The labor force participation percentage is just one more reason to despise our cyber-shoeshine men and the incessant talk about China stealing wealth.

Stealing wealth. It’s to laugh.


From the very essence of shoeshine, Foreign Policy mag, employer of high button lickspittles to power:

The Internet is now a battlefield. China is not only militarizing cyberspace — it is also deploying its cyberwarriors against the United States and other countries to conduct corporate espionage, hack think tanks, and engage in retaliatory harassment of news organizations.

03.07.13

Sick of the shoeshine, so I took off

Posted in Culture of Lickspittle, Cyberterrorism at 4:23 pm by George Smith

Last week I was asked by the host of China’s English news radio station in Beijing what I thought of the New York Times/Mandiant bit.

I’d been on the station last year to talk about cyberwar and cybersecurity as part of an international panel. Yes, I talked with the enemy.

The transcript:

From China: Wondering what you’d comment on the [NYT/Mandiant] report.

One author [link below] says the Mandiant report on PLA is unconvincing and the timing of the report is too convenient.


Me: Yes, it’s convenient and self-serving. It was timed to maximize the current attempt to conflate espionage, which is real but longstanding, with cyberwar. [Mandiant’s] not the only company to do it. And it’s not surprising given the fact … the sequester budget knife may wind up cutting contractor cybersecurity and cyberintelligence business with the Pentagon.

The attached piece said everything I would have.


Chinese reply: To be realistic, both China and US have strong interest in cyber espionage or cyber war. But I think the US enjoys an absolute technology advantage, given the fact of the US being the center of technological innovation.

China, despite all its problems, is a sensible player in international relations. It’s impossible to imagine they are that reckless as to have an army unit working in the Shanghai building attack institutions in Washington.

Whatever, China has a concerted espionage espionage campaign, longstanding, against the US.

What’s the value? There’s the crux of it, which I wrote about a week ago.

Everyone has been propagandized on the miracles and potentials of cyberwar for so long it’s unsurprising that others want to be into our things, daily, and vice versa.

But this case, even by the low standards of shoeshine, was egregious.

If you needed proof on how self-serving it was you needed only go here, to the New York Times-manufactured discussion on the matter.

Cyberwar, defined and declared by a handful of mostly private sector shoeshiners, people you’ve never heard of, our analysts and business people who depend on it.

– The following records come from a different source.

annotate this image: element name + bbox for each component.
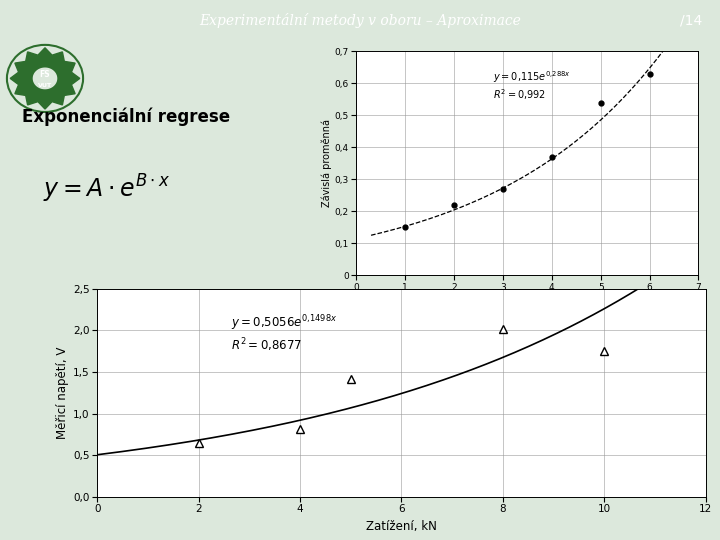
Text: $y = 0{,}115e^{0{,}288x}$
$R^2 = 0{,}992$: $y = 0{,}115e^{0{,}288x}$ $R^2 = 0{,}992… (493, 69, 571, 102)
Polygon shape (10, 48, 80, 109)
Text: FS: FS (40, 70, 50, 78)
Text: Exponenciální regrese: Exponenciální regrese (22, 108, 230, 126)
Text: $y = A \cdot e^{B \cdot x}$: $y = A \cdot e^{B \cdot x}$ (43, 173, 171, 205)
Y-axis label: Závislá proměnná: Závislá proměnná (321, 119, 332, 207)
Text: $y = 0{,}5056e^{0{,}1498x}$
$R^2 = 0{,}8677$: $y = 0{,}5056e^{0{,}1498x}$ $R^2 = 0{,}8… (231, 314, 338, 354)
X-axis label: Zatížení, kN: Zatížení, kN (366, 520, 437, 533)
Text: Experimentální metody v oboru – Aproximace: Experimentální metody v oboru – Aproxima… (199, 13, 521, 28)
Y-axis label: Měřicí napětí, V: Měřicí napětí, V (55, 347, 69, 439)
Polygon shape (33, 68, 57, 89)
Text: VUT: VUT (38, 83, 52, 88)
X-axis label: Nezávislá proměnná: Nezávislá proměnná (477, 298, 577, 308)
Text: /14: /14 (680, 14, 702, 27)
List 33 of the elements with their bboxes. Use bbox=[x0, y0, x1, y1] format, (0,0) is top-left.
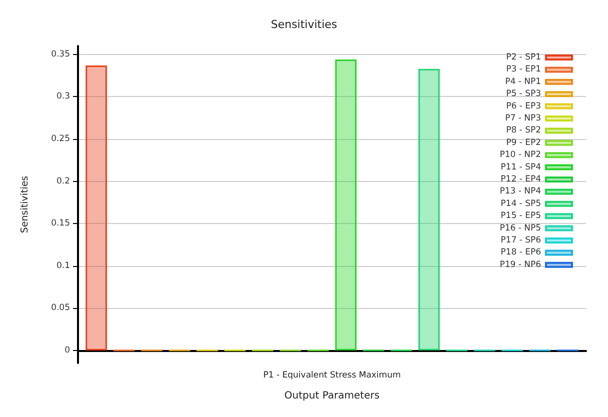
legend-label: P6 - EP3 bbox=[506, 101, 541, 112]
legend-label: P17 - SP6 bbox=[500, 236, 541, 246]
y-tick-label: 0 bbox=[64, 345, 70, 356]
bar bbox=[335, 60, 357, 350]
y-axis-title: Sensitivities bbox=[20, 176, 30, 234]
y-tick-label: 0.05 bbox=[51, 303, 70, 314]
y-tick-label: 0.15 bbox=[51, 218, 70, 229]
x-axis-title: Output Parameters bbox=[284, 390, 380, 402]
legend-label: P2 - SP1 bbox=[506, 52, 541, 62]
legend-label: P12 - EP4 bbox=[500, 174, 541, 184]
legend-label: P3 - EP1 bbox=[506, 64, 541, 75]
legend-label: P16 - NP5 bbox=[500, 223, 541, 234]
x-tick-label: P1 - Equivalent Stress Maximum bbox=[263, 370, 401, 380]
y-tick-label: 0.3 bbox=[56, 92, 70, 102]
legend-label: P11 - SP4 bbox=[500, 162, 541, 172]
legend-label: P19 - NP6 bbox=[500, 260, 541, 270]
legend-label: P14 - SP5 bbox=[500, 198, 541, 209]
y-tick-label: 0.1 bbox=[56, 260, 70, 271]
y-tick-label: 0.35 bbox=[51, 49, 70, 60]
bar bbox=[86, 65, 107, 350]
bar bbox=[418, 68, 440, 350]
legend-label: P13 - NP4 bbox=[500, 186, 541, 197]
legend-label: P15 - EP5 bbox=[500, 211, 541, 222]
legend-label: P8 - SP2 bbox=[506, 126, 541, 136]
legend-label: P5 - SP3 bbox=[506, 89, 541, 100]
y-tick-label: 0.25 bbox=[51, 134, 70, 144]
chart-title: Sensitivities bbox=[270, 18, 338, 31]
y-tick-label: 0.2 bbox=[56, 176, 70, 186]
legend-label: P18 - EP6 bbox=[500, 248, 541, 258]
legend-label: P10 - NP2 bbox=[500, 150, 541, 160]
legend-label: P7 - NP3 bbox=[505, 114, 541, 124]
legend-label: P9 - EP2 bbox=[506, 138, 541, 148]
legend-label: P4 - NP1 bbox=[505, 76, 541, 87]
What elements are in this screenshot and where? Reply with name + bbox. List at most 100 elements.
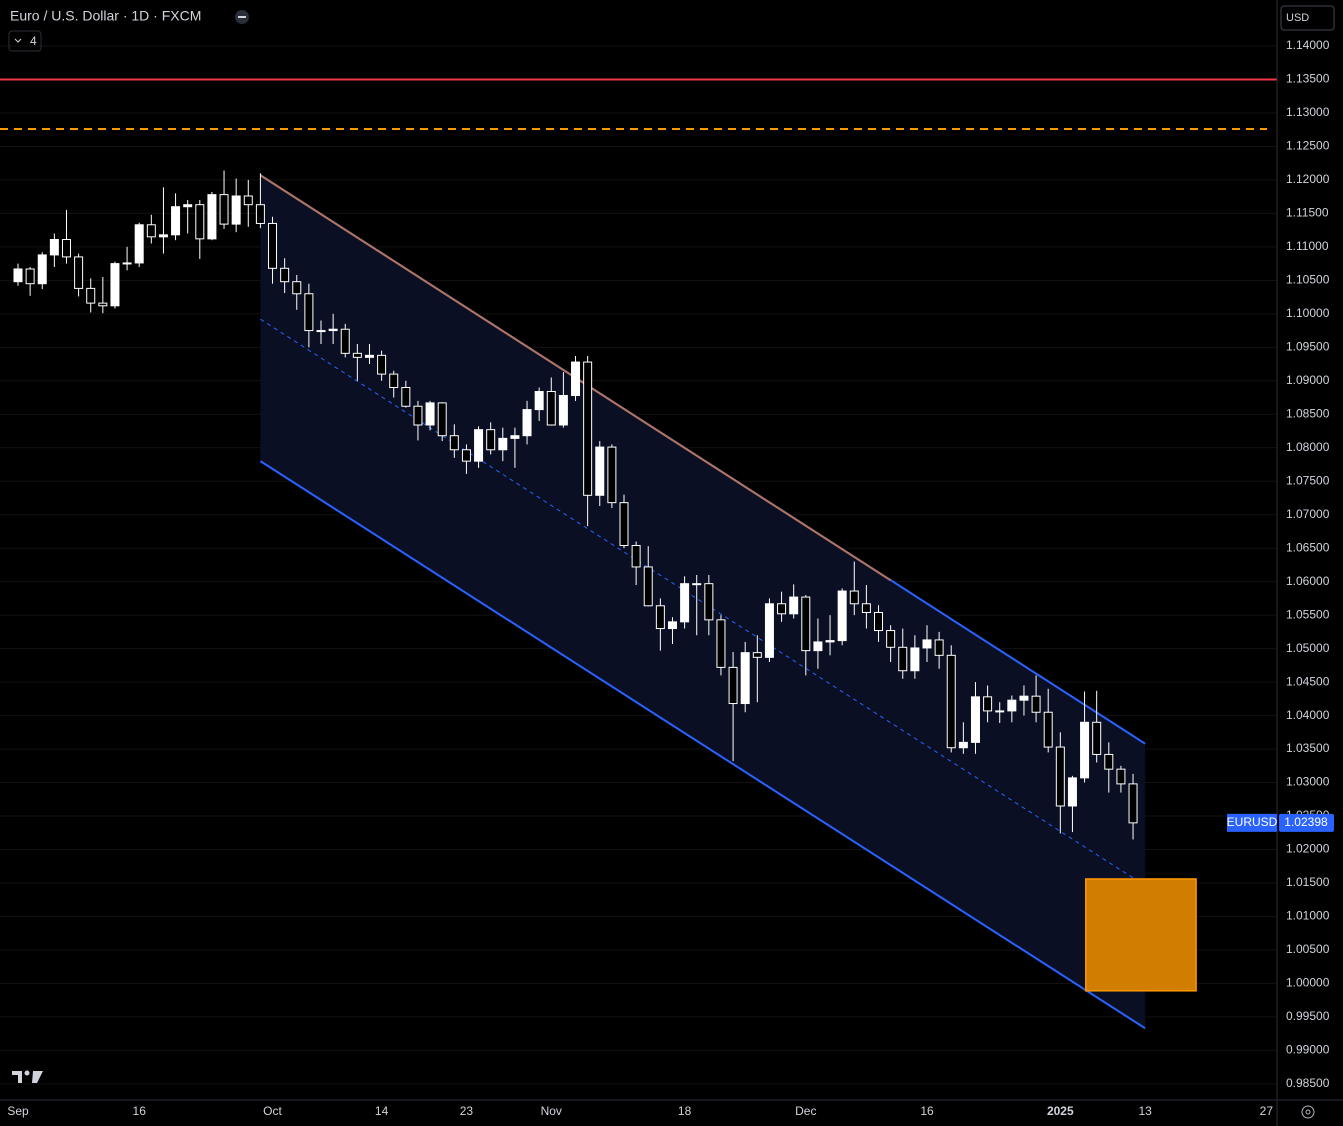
candle-body	[74, 256, 84, 289]
y-tick-label: 1.02000	[1286, 842, 1330, 856]
candle-body	[61, 239, 71, 258]
candle-body	[861, 603, 871, 613]
y-tick-label: 1.05000	[1286, 641, 1330, 655]
candle-body	[364, 354, 374, 358]
x-tick-label: Oct	[263, 1104, 282, 1118]
candle-body	[134, 224, 144, 264]
y-tick-label: 1.13000	[1286, 105, 1330, 119]
candle-body	[146, 224, 156, 238]
y-tick-label: 1.12000	[1286, 172, 1330, 186]
candle-body	[498, 437, 508, 451]
candle-body	[643, 566, 653, 607]
channel-middle	[260, 318, 1146, 887]
candles	[13, 170, 1138, 840]
candle-body	[110, 263, 120, 307]
y-tick-label: 1.08500	[1286, 406, 1330, 420]
candle-body	[510, 435, 520, 439]
candle-body	[13, 268, 23, 283]
y-tick-label: 1.09500	[1286, 339, 1330, 353]
logo-part	[12, 1071, 22, 1083]
x-tick-label: Nov	[541, 1104, 562, 1118]
candle-body	[534, 391, 544, 411]
candle-body	[280, 267, 290, 283]
candle-body	[425, 402, 435, 426]
candle-body	[243, 195, 253, 206]
logo-part	[24, 1070, 30, 1076]
y-tick-label: 1.07000	[1286, 507, 1330, 521]
candle-body	[207, 194, 217, 240]
candle-body	[1080, 721, 1090, 779]
y-tick-label: 1.01500	[1286, 875, 1330, 889]
last-price-tag	[1279, 813, 1334, 832]
y-tick-label: 0.99000	[1286, 1043, 1330, 1057]
candle-body	[655, 605, 665, 630]
y-tick-label: 1.08000	[1286, 440, 1330, 454]
legend-toggle-icon	[238, 16, 246, 18]
y-tick-label: 0.99500	[1286, 1009, 1330, 1023]
candle-body	[849, 590, 859, 605]
candle-body	[377, 354, 387, 375]
x-tick-label: 16	[920, 1104, 934, 1118]
candle-body	[692, 583, 702, 586]
candle-body	[934, 639, 944, 656]
x-tick-label: Dec	[795, 1104, 816, 1118]
candle-body	[886, 630, 896, 648]
candle-body	[583, 361, 593, 496]
logo-part	[32, 1071, 43, 1083]
y-tick-label: 1.05500	[1286, 607, 1330, 621]
y-tick-label: 1.10000	[1286, 306, 1330, 320]
candle-body	[219, 194, 229, 225]
settings-icon[interactable]	[1301, 1105, 1315, 1119]
candle-body	[183, 204, 193, 208]
channel-lower	[259, 460, 1146, 1030]
candle-body	[304, 293, 314, 332]
y-tick-label: 0.98500	[1286, 1076, 1330, 1090]
symbol-tag	[1227, 813, 1277, 832]
candle-body	[37, 254, 47, 285]
candle-body	[328, 328, 338, 332]
y-tick-label: 1.12500	[1286, 139, 1330, 153]
y-tick-label: 1.11000	[1286, 239, 1329, 253]
candle-body	[946, 654, 956, 749]
candle-body	[680, 583, 690, 623]
candle-body	[316, 330, 326, 333]
candle-body	[1067, 777, 1077, 807]
x-tick-label: 13	[1138, 1104, 1152, 1118]
y-tick-label: 1.03500	[1286, 741, 1330, 755]
x-tick-label: 14	[375, 1104, 389, 1118]
candle-body	[898, 646, 908, 672]
last-price-label: 1.02398	[1284, 815, 1328, 829]
candle-body	[619, 502, 629, 547]
candle-body	[595, 446, 605, 496]
candle-body	[1007, 699, 1017, 712]
indicator-button[interactable]	[8, 30, 42, 52]
y-tick-label: 1.01000	[1286, 909, 1330, 923]
tradingview-logo	[12, 1070, 43, 1083]
candle-body	[631, 545, 641, 568]
candle-body	[292, 281, 302, 295]
candle-body	[571, 361, 581, 397]
candle-body	[122, 262, 132, 265]
x-tick-label: 23	[460, 1104, 474, 1118]
y-tick-label: 1.06000	[1286, 574, 1330, 588]
x-tick-label: 18	[678, 1104, 692, 1118]
candle-body	[607, 446, 617, 504]
candle-body	[740, 652, 750, 705]
candle-body	[437, 402, 447, 437]
candle-body	[158, 234, 168, 238]
candle-body	[922, 639, 932, 649]
currency-button[interactable]	[1280, 5, 1335, 31]
chart-title: Euro / U.S. Dollar · 1D · FXCM	[10, 8, 201, 24]
candle-body	[777, 603, 787, 615]
symbol-label: EURUSD	[1227, 815, 1278, 829]
candle-body	[340, 328, 350, 354]
x-tick-label: 16	[133, 1104, 147, 1118]
target-zone	[1085, 878, 1197, 992]
price-axis: 1.14000 1.13500 1.13000 1.12500 1.12000 1.115…	[1286, 38, 1330, 1090]
x-tick-label: 27	[1260, 1104, 1274, 1118]
y-tick-label: 1.06500	[1286, 540, 1330, 554]
candle-body	[995, 710, 1005, 713]
y-tick-label: 1.07500	[1286, 473, 1330, 487]
candle-body	[413, 405, 423, 426]
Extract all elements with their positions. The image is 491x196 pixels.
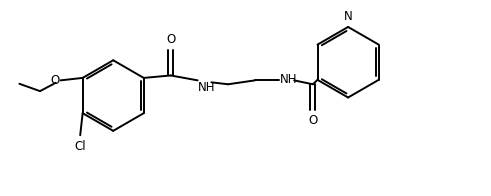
Text: O: O: [166, 33, 175, 46]
Text: N: N: [344, 10, 353, 23]
Text: Cl: Cl: [74, 140, 85, 153]
Text: O: O: [308, 114, 317, 127]
Text: NH: NH: [198, 81, 216, 94]
Text: O: O: [50, 74, 59, 87]
Text: NH: NH: [280, 73, 298, 86]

All in a few paragraphs. Have a cup of coffee and a pack of butterscotch krimpets while you read through.

The only name from way back was Martin Libicki of Rand, who’s always been a critical thinker, unusual in the venue, and perhaps disinclined to hew to the scripts.

“In the past month, several companies — Apple, Facebook, Microsoft, Twitter and news outlets — have disclosed that their networks were hacked,” wrote the Times in the introduction. “Many of these cybersecurity breaches in the United States appear to be instigated by the Chinese military.”

China attacked Facebook, Microsoft, Twitter and Apple! That’s terrible!
If they stole Apple’s shit and started making it in China! Oh, wait. Bad choice. They’ll have all the inside poop on Microsoft’s new Outlook e-mail service, the thing everyone hates. Then they’ll take all Facebook’s accumulated shopping data on you so they can make a FB, or infiltrate it, fill up your feed with ads and not show your posts to your friends unless you pay up.

Well, then they’ll poison the water and cause a blackout. And don’t forget all the wealth stolen, all our many futures down the drain.

And you wonder why I hold cybersecurity experts and stories in such contempt. It’s a crime people are actually paid for it and after fifteen to twenty years, the spite is well-earned.

It’s a shame almost everyone who disagreed abandoned ship. Or maybe they had sense, I can’t decide.


The piece forwarded above, in an English language version of a Chinese News agency, Seven reasons why claims of PLA hacking fail the test.

Take it for what you think it’s worth.